Bitcoin – Revolution or Evolution?

It’s been around a while, but it seems that Bitcoin is continuing to make its presence felt, and hasn’t, as some predicted, simply passed away in the night, but instead seems to be growing in popularity. Or perhaps that should be notoriety? Because it does, however, seem to be followed around by a fairly dogged cloud of controversy – arguments abound between its supporters and opponents, and accusations of money laundering, cheating and stealing fly around the financial marketplace like nobody’s business (even Nouriel Roubini, the respected US economist, recently called it a “Ponzi game”). So it’s a bit like “real” money, if you stop to think about it.

And that’s the thing – whatever you think about it, whatever your opinion of cryptocurrency – there’s no getting away from the simple truth. It’s certainly a disruptive technology, but it’s also money. It’s starting to do the same job as money – people and businesses accumulating it in order to exchange it for goods and services, thieves wanting to steal it, and what’s perhaps more important, it’s being traded just like money, or any other currency or commodity. Yes, okay, for now it’s probably more of a commodity, but in exactly the same way that gold or diamonds are (think Krugerrands). So, if it sounds and looks like a duck…

Bitcoin operates on the principles of a distributed network, which is used to store details of every single transaction ever made in a huge version of a general ledger, called the block chain, or block. It’s the miners’ job to confirm those transactions, and write them into this block. A constantly updated copy of the block is then distributed across the network. The miners’ processing (or hashing) generates 25 bitcoins for each successful hash. However, the Bitcoin protocol says that bitcoins are created at a decreasing and predictable rate. The number of new bitcoins created each year is automatically halved over time until creation comes to a halt, with a total of 21 million bitcoins in existence. The ability to mine (generate these hashes) is governed by the processing power of hardware (needless to say, it’s ever-expanding).

So, bitcoins are low in volume, because of the way in which they’re mined, and it’s this rarity that makes it so appealing to commodity traders. And therefore it’s this commodity style of trading that makes the price index of currency equivalence fluctuate so wildly. In just this week the price index has fluctuated between $605 and $665 (US dollars per single bitcoin), although prior to October 2013, it primarily held steady below $150, but maxed out the year at over $1,100. You’d be hard pushed to find anything else on the markets quite that capricious. Of course, lack of regulatory control is no doubt contributing to such volatility – or at least that’s what the regulators seeking to apply it will certainly say, and they’re probably not wrong – but there’s also the fact that it’s an emergent market.

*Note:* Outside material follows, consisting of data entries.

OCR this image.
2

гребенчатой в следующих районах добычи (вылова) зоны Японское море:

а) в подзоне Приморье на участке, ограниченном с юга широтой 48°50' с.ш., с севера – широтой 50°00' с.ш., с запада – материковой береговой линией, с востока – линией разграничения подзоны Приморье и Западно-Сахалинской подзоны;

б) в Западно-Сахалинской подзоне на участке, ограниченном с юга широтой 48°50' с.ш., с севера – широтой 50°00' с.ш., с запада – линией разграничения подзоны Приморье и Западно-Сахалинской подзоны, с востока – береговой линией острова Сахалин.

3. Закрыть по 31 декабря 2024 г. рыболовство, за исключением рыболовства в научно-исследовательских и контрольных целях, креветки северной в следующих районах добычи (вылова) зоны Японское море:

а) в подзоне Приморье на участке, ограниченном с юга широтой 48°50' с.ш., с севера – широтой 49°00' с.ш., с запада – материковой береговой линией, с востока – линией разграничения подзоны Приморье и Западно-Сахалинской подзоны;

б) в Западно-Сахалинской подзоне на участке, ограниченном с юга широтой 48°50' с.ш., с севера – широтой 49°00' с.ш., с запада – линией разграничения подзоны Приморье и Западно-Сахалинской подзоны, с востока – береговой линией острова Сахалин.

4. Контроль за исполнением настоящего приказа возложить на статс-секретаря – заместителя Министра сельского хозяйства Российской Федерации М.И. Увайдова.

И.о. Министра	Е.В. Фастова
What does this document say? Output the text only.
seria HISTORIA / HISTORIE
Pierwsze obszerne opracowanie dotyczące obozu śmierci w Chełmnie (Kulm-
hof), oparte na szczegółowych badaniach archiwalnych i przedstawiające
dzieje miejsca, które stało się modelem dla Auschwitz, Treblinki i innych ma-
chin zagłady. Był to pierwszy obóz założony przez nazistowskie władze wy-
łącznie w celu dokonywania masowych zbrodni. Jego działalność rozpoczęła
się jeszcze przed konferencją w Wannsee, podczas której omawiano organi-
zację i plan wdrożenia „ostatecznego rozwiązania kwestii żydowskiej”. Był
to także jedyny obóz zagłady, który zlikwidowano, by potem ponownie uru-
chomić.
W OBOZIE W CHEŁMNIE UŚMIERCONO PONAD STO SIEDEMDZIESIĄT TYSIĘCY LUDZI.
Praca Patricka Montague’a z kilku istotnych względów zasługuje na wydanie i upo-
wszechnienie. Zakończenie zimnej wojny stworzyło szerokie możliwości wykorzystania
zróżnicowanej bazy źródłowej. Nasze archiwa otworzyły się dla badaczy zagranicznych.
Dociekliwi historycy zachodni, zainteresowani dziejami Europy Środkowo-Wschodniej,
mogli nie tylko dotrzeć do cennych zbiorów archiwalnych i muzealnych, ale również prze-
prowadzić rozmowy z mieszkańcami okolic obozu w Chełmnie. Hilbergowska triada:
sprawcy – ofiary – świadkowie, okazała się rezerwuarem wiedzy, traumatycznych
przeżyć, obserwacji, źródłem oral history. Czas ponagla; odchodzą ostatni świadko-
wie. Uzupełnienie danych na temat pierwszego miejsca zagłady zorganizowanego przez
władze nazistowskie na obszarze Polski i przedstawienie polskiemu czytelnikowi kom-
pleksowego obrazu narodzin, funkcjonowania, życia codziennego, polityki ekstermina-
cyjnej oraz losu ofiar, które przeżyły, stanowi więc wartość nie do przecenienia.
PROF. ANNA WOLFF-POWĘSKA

There’s always going to be flux at the stage it’s currently at – it’s decentralized, so it’s likely to be a tad unruly.

That’s all well and good, but its detractors have a point – the volatility isn’t to be found just in the price index. Mt.Gox, once the world’s largest bitcoin exchange, recently declared itself bankrupt, citing the loss of around 750,000 of its clients’ bitcoins to hackers as the sole cause. And they haven’t been alone – there have been other such collapses. These losses aren’t indemnified, either (it’s decentralised and unregulated, remember?), so those pockets are likely to stay well and truly picked, at least for the foreseeable future. But then this behaviour isn’t exactly unprecedented when it comes to currencies. Fiat currencies (i.e. currencies unsupported by gold or silver, which in reality is pretty much all currency these days) have collapsed throughout history – even the Euro had a difficult 2013. It strikes me, however, that these bitcoin “collapses” are anything but. They’ve been security breaches, pure and simple.

So should we adopt it more wholeheartedly? I’m not convinced we shouldn’t, but I’m also reserving judgement for now. Not what you were looking for, I know, but I’m not by nature an early adopter (I update my model of iPhone a year later than everyone else, for goodness sake). I know I want it to succeed, though. I guess it needs people who aren’t like me to help with that.

My advice is this: if you’re the sort of person who can’t wait for the iPhone 6 to come out, then you should probably get into Bitcoin. Just don’t invest too heavily for now. And, at the risk of suggesting that you just can’t trust the banks these days, you should keep your bitcoins on thumb-drives (with backups).